Your ears may bleed after a piercing, and this is entirely normal. Other things to consider with aftercare are how you will clean your piercing and how long it will take to heal. Depending on the chosen location, there are varying healing times, with a conch piercing taking around three to nine months to heal fully, while earlobes are the quickest with just one to two months. Do not use hairspray or perfumes near your piercings, and avoid touching them with your hands as this can introduce bacteria. Instead, use a cotton bud and clean it every day with a gentle, antibacterial soap or saline spray. Don’t change the jewelry and leave it in; continue to clean it. You should also not remove your piercing before it has had time to heal, or it may close. If you do get an infection, consult a medical professional.

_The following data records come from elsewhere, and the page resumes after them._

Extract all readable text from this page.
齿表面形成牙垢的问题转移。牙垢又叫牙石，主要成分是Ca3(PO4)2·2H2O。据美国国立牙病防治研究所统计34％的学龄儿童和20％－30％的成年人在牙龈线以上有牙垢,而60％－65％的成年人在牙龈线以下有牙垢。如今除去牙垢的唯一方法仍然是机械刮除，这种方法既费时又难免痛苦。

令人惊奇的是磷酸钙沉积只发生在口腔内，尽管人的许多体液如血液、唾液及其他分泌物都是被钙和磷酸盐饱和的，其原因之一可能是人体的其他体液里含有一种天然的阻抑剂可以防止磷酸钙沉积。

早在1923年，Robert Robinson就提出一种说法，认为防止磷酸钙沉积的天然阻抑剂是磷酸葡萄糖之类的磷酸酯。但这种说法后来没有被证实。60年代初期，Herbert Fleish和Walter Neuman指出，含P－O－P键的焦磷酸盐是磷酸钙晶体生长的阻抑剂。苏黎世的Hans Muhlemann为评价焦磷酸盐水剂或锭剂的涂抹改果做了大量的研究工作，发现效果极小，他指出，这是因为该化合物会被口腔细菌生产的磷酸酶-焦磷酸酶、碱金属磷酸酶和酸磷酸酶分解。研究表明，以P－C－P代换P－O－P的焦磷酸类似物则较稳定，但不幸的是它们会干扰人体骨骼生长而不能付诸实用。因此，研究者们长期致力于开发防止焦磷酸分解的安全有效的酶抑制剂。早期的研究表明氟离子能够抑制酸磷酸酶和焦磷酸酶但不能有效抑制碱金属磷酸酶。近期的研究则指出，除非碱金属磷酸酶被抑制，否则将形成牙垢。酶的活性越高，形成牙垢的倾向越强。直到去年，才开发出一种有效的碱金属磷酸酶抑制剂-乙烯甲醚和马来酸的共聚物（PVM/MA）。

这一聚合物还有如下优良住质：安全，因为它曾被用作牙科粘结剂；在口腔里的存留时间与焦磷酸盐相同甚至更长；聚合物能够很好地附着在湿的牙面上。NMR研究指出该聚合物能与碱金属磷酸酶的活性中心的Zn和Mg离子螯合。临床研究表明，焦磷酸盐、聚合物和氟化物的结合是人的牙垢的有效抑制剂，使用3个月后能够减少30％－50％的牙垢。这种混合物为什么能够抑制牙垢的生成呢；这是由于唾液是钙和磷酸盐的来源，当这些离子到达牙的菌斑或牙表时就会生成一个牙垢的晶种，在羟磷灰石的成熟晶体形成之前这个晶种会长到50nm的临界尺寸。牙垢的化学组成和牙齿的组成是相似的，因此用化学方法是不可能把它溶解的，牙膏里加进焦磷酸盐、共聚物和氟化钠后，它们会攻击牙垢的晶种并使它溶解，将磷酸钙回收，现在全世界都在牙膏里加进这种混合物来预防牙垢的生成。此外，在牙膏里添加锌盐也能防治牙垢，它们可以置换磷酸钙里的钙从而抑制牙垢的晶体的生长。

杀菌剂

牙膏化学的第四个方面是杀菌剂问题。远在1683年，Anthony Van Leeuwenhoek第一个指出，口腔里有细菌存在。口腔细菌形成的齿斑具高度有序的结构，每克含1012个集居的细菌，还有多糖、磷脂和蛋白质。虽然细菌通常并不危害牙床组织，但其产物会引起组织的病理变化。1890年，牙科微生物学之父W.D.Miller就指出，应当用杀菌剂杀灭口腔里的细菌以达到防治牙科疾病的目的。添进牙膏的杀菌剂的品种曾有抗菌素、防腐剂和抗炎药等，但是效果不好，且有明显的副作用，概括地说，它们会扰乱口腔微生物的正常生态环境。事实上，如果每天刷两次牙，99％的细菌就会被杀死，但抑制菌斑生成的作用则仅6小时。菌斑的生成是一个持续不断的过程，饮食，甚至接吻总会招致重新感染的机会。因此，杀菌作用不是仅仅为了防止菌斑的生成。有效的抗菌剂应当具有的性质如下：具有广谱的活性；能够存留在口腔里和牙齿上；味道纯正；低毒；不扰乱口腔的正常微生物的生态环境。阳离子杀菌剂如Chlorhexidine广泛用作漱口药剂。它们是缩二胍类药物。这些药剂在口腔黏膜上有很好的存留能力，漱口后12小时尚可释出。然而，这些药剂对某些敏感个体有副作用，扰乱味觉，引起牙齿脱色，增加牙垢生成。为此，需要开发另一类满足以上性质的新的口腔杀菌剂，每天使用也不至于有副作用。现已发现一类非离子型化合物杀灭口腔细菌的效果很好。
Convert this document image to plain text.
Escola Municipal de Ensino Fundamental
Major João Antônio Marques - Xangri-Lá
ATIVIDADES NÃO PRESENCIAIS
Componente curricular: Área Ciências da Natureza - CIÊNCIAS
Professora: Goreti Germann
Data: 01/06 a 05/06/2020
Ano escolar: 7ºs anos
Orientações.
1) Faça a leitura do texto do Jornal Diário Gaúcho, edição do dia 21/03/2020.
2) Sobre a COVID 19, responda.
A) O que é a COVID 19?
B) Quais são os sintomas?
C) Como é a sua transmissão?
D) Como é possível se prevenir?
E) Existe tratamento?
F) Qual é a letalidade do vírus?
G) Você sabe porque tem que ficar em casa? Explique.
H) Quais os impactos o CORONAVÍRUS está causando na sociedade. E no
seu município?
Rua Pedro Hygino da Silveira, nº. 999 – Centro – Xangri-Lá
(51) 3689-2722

How to Pierce your Ear Safely at Home
What is the most painful ear piercing?
You shouldn't feel more than a pinch when the needle goes through your ear with lobe piercings, cartilage piercings are known to be quite painful, initially feeling a sharp shock before turning into a throbbing duller pain.
How much are ear piercings?
Ear piercing pricing will vary depending on the type of piercing you go for. In general, you can expect to pay between $15 to $70 USD.
How to pierce your own ear?
Piercing your own ear involves many steps to correctly sterilize and prep the ear for piercing. It is advisable to see a professional to pierce your ear who has many hours of experience in the task at hand.
How to clean ear piercing?
Using a cotton ball or pad dipped in rubbing alcohol, gently clean the skin around the piercings twice a day to keep away germs and prevent scabbing. You may also apply a thin coat of petroleum jelly around the opening.